休日横断
「口に合うといいのですが」
そう云って片桐がテーブルの上に皿を置く。オリーブオイルとニンニクの香りが食欲をそそるペペロンチーノだ。
御堂は隣にフォークを置きながら、まずはその香りを楽しんだ。
「大丈夫だろう、君の作るものだ」
受け取ったサラダを更にその隣に置き、席に着く。片桐が自分と御堂の前にグラスをそれぞれ置いて、椅子に座った。
「……これは」
「あ、嫌いでしたか? 野菜ジュース」
「いや……」
何とも健康的な昼食だ。
「いただきます」
御堂は湯気を上げるスパゲッティを一口食べた。期待通りの味が口に広がる。丁寧に炒められたニンニクに鷹の爪。塩加減も文句がない。
「美味しい」
心配そうに御堂を見る片桐にそう伝えた。安心したように片桐も自らの皿にフォークを伸ばす。
「うん、良かった。美味しくできました」
「本当にあなたは何でも作る」
「一人暮らしが長いですから。あまり、難しいものでなければ一通りは」
御堂も料理が出来ないわけではない。だが時間がないし、自分が作るより頼んだ方がよほど美味しいものが食べられる。出来るものが出来ることをすればいい。
「ん」
フォークに巻き損なった麺の端からオリーブオイルが片桐の左頬に飛んだ。片桐は口の中のものを咀嚼しながら左手の中指でそれを拭うと音を立てて指を口に含んだ。
「あ、すみません。行儀が悪いですね」
「まぁ、外でやらなければ構わない」
気をつけますと片桐が萎縮したので、気にしなくていいと御堂は云い自分もフォークを口に運んだ。

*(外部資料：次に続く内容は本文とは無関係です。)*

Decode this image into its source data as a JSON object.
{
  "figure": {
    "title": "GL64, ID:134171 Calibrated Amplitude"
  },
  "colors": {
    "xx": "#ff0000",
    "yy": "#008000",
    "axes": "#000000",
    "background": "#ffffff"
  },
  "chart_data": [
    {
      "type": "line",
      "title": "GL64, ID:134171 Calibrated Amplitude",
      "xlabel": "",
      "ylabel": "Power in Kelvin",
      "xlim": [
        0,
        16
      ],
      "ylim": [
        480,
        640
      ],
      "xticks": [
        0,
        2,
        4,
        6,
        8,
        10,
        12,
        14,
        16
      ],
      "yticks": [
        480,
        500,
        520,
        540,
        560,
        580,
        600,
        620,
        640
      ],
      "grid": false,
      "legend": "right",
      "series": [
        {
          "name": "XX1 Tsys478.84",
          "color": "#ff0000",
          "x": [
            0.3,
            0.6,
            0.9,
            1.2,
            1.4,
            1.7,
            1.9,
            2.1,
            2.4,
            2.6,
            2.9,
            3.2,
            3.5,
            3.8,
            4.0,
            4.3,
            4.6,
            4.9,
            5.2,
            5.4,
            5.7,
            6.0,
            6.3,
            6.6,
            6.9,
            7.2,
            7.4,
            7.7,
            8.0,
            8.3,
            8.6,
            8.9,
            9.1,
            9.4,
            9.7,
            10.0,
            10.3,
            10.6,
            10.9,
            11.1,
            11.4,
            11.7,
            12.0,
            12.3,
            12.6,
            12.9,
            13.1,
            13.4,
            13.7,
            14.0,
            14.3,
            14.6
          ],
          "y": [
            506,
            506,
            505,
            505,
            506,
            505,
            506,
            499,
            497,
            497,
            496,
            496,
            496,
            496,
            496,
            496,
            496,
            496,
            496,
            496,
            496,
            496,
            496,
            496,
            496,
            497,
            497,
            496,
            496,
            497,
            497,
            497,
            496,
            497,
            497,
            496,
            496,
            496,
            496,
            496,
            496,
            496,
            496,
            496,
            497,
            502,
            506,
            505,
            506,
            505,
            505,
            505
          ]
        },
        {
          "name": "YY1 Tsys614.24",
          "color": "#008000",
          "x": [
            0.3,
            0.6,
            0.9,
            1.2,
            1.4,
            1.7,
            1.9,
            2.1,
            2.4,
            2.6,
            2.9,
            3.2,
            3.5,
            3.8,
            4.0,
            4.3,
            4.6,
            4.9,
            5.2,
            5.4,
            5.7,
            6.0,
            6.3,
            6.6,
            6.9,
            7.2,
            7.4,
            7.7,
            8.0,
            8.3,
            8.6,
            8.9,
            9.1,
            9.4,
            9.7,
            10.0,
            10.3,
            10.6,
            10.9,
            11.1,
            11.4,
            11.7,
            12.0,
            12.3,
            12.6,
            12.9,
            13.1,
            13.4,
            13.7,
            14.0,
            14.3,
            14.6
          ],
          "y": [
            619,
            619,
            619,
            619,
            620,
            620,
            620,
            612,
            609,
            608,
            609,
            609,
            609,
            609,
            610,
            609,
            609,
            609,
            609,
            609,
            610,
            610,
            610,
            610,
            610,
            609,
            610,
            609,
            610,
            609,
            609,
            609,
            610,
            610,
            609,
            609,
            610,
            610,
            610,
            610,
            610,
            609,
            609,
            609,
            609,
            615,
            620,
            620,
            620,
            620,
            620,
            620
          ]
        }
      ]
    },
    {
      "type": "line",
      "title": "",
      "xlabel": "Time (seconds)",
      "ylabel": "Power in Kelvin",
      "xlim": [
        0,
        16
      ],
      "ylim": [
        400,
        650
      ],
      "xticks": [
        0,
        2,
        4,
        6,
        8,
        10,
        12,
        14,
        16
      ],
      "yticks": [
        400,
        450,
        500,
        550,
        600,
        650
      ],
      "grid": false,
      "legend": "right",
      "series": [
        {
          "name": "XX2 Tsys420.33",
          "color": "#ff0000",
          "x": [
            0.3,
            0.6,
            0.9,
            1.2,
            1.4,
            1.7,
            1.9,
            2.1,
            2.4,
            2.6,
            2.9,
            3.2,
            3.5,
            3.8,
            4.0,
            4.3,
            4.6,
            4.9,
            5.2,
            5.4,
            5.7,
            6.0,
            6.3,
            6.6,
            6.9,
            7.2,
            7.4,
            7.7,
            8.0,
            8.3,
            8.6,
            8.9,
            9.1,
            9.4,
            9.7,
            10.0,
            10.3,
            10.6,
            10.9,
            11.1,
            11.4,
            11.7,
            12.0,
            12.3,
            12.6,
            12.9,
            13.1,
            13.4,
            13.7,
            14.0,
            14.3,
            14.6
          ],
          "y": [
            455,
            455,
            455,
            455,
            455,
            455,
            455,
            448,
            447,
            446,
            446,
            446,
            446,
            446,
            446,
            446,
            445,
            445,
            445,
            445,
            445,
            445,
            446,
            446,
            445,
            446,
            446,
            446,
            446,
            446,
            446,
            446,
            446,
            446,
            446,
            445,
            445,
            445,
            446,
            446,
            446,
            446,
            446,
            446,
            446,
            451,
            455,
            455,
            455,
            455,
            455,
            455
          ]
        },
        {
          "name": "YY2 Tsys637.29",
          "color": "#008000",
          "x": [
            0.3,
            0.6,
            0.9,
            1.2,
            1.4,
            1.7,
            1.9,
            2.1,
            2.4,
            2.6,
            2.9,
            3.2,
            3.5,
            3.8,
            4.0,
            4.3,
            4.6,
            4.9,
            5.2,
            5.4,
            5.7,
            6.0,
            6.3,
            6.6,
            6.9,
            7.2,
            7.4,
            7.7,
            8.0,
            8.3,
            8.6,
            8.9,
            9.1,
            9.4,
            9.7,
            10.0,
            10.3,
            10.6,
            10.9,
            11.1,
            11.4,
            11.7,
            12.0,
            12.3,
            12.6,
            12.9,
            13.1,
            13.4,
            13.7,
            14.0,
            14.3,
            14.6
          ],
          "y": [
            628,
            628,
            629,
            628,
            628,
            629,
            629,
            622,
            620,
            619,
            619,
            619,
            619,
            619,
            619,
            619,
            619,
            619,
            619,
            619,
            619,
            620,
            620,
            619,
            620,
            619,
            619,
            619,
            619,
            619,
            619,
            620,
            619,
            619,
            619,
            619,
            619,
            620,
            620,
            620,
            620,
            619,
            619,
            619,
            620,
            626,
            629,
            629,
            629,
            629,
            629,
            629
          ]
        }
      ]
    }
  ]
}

御堂は今まで食べたペペロンチーノと今目の前にあるそれを脳内で比べた。決して金を取れるようなものではないのは確かだが、片桐の作ったそれは過去に店で食べたどれにもひけを取らない。強いて云うなら野菜ジュースがワインだったらと、それだけだ。ペペロンチーノとは関係がないのでおいておく。その味を決めるものが素材だけでなく、例えば、いわゆる気持ちなどそう云うものも含まれるのだとしたら。
以前の御堂なら鼻で笑ったであろう結論だ。
「あなたは、本当に美味しそうに物を食べる」
「え? あ、あの……」
「気に障ったとか、そう云うことではない。おかげでこちらも美味しい食事がとれる」
「はぁ」
褒め言葉だと云って野菜ジュースを口にすれば、ありがとうございますと柔らかい笑みを浮かべて片桐もジュースを口にした。
「午後はどうしましょうか」
「そうだな……」
御堂は片桐の服をいくつか買う予定だった。休日とはいえ場所をわきまえた服というのはいくつか必要だし、片桐はそういう場所に縁がなかったようで全くといっていいほど持っていなかった。これからは様々なところに連れ出したいという思いもある。持っていて困るものではない。自分の使うブランドが片桐に合うとは思えないので、まずはそこから始めるつもりだった。
が。
先ほどの指をくわえる仕草と、オリーブオイルで艶めく唇。盛りのついた猫じゃあるまいしと自らを窘める。
「……さて、どうしようか」
結論はこの食事が終わるまで先延ばしにすることにした。